Introduction: Epilepsy is a chronic neurological disease manifesting as recurrent seizures. Despite the availability of numerous antiepileptic drugs (AEDs), one-third of the patients are not responsive to treatment. Such inter-individual variability in the response to AEDs may be partly explained by genetic differences. This review summarizes the pharmacogenetics (PGx) of AEDs. In addition, a model-based approach is presented that enables the integration of PGx data with other relevant sources of variability, such as demographic characteristics and co-medications.

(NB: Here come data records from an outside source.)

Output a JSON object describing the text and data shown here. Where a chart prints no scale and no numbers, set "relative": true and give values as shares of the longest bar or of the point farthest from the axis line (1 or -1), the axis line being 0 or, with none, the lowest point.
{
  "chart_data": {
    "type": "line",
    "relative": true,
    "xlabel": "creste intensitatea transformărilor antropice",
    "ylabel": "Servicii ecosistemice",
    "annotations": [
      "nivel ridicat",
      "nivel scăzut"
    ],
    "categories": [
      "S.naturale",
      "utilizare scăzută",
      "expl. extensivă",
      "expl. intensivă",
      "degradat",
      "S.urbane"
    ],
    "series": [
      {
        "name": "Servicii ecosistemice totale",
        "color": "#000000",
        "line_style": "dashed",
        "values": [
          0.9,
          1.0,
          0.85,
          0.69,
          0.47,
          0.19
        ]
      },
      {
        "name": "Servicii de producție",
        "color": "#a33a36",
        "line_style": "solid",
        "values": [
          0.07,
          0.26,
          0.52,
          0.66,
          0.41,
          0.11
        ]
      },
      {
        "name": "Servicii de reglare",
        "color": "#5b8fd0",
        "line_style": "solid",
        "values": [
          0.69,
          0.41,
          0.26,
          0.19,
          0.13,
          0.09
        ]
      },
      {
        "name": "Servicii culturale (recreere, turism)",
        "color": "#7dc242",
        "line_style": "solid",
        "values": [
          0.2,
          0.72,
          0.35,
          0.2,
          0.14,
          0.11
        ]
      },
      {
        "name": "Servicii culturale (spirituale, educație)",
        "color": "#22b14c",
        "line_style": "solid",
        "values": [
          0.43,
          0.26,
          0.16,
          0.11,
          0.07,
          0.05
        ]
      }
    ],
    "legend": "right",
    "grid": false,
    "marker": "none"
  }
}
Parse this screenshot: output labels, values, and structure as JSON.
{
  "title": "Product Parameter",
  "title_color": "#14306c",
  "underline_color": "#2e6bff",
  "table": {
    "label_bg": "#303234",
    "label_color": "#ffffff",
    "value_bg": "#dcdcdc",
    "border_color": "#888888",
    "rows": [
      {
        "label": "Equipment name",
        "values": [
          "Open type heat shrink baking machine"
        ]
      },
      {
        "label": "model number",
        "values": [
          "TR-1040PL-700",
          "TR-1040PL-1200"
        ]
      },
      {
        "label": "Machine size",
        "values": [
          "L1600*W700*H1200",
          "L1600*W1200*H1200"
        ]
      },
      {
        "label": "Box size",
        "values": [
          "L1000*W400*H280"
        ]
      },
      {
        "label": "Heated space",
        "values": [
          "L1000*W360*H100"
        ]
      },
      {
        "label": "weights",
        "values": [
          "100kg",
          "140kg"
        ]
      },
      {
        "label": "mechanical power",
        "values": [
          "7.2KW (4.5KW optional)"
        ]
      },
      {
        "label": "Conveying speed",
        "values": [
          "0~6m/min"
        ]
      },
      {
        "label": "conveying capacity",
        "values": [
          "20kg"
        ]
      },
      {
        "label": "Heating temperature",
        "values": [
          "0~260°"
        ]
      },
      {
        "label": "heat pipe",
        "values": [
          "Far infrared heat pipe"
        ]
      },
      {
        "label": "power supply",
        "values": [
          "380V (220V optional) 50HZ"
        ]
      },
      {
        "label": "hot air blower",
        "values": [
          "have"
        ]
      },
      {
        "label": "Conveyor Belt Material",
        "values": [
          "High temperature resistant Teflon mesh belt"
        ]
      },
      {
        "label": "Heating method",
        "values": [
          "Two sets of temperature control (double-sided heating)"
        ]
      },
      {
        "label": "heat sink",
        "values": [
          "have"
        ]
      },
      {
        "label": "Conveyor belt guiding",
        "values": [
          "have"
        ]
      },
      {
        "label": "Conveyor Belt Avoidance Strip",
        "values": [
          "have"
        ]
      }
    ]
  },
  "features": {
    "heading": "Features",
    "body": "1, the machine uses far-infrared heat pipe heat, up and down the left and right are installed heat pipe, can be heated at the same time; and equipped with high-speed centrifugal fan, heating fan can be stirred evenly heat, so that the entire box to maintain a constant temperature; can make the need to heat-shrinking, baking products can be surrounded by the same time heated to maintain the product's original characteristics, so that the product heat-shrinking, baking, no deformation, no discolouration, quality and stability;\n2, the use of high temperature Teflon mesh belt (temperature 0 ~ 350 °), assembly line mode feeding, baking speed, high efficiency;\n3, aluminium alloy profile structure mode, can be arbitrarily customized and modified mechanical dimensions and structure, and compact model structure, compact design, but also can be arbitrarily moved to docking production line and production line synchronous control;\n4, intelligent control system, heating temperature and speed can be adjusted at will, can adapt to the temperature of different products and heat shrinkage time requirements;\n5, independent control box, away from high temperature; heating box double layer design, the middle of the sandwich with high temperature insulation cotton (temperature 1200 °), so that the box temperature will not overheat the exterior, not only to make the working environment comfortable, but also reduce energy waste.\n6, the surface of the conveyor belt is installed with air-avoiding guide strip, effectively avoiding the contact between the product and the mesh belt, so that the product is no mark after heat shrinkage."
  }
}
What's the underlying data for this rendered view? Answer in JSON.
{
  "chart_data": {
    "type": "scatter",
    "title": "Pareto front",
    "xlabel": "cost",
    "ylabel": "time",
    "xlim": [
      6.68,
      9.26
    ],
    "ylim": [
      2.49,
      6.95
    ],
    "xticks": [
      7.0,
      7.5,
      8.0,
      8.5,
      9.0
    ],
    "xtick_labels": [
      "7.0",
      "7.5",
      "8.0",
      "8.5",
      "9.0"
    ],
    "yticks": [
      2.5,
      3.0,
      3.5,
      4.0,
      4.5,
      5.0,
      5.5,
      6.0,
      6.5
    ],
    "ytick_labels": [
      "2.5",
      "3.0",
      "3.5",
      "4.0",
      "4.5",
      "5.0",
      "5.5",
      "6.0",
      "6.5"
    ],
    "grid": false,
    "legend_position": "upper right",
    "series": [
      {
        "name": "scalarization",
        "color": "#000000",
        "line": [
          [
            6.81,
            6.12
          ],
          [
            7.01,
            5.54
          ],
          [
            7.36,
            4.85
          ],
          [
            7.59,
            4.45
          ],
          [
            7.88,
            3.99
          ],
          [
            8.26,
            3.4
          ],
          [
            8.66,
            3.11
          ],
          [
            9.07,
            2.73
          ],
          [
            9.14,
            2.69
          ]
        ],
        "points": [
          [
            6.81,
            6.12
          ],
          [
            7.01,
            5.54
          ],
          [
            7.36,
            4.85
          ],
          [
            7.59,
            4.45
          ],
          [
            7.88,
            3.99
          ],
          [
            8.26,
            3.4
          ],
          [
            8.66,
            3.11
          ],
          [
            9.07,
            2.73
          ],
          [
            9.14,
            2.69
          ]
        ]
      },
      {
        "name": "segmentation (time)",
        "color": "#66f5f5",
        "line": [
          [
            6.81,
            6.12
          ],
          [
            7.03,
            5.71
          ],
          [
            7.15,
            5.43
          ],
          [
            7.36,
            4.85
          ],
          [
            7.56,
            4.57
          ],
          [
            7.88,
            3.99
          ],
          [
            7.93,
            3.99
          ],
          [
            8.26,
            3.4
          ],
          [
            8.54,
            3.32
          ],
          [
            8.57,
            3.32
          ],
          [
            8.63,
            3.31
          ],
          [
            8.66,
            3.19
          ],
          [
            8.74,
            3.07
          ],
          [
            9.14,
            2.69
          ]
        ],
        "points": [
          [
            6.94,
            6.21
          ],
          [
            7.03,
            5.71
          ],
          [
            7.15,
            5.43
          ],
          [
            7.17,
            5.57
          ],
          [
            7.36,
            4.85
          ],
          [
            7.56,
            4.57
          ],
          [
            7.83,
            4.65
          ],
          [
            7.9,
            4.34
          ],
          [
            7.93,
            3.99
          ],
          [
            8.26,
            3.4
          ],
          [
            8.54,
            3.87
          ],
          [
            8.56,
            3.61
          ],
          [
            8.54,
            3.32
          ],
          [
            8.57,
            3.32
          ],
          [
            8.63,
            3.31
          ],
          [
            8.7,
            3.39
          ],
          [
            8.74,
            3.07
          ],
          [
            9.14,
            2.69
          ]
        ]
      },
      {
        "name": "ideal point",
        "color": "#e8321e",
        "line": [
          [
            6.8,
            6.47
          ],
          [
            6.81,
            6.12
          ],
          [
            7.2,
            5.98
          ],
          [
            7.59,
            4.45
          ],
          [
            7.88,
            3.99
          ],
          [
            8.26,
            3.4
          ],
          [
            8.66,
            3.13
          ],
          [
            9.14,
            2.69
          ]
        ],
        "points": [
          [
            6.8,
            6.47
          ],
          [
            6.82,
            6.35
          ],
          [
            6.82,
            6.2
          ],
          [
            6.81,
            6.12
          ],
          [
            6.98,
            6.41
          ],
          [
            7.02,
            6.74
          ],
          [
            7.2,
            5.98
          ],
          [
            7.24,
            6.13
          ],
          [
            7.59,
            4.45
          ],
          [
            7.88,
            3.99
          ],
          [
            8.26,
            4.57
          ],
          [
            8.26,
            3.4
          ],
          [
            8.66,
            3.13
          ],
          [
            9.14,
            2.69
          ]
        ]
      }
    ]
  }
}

Areas covered: A comprehensive overview is provided of the data available in the literature on the evidence for correlations between genetic mutations and pharmacokinetic (PK) and/or pharmacodynamics (PD) of AEDs. This information is then used in an integrated manner in the second part, where PGx differences are parameterized as covariates in PK and PKPD models.
Expert opinion: Polymorphisms are profuse in the PK and PD of AEDs. However, understanding of their clinical implication remains limited due to the lack of methodologies that discriminate the contribution of other sources of variability in CNS exposure to drugs. A model-based approach, in which other intrinsic (e.g., demographic covariates) and extrinsic (e.g., drug-drug interactions) factors are evaluated concurrently is needed to ensure optimization and individualization of treatment in epileptic patients.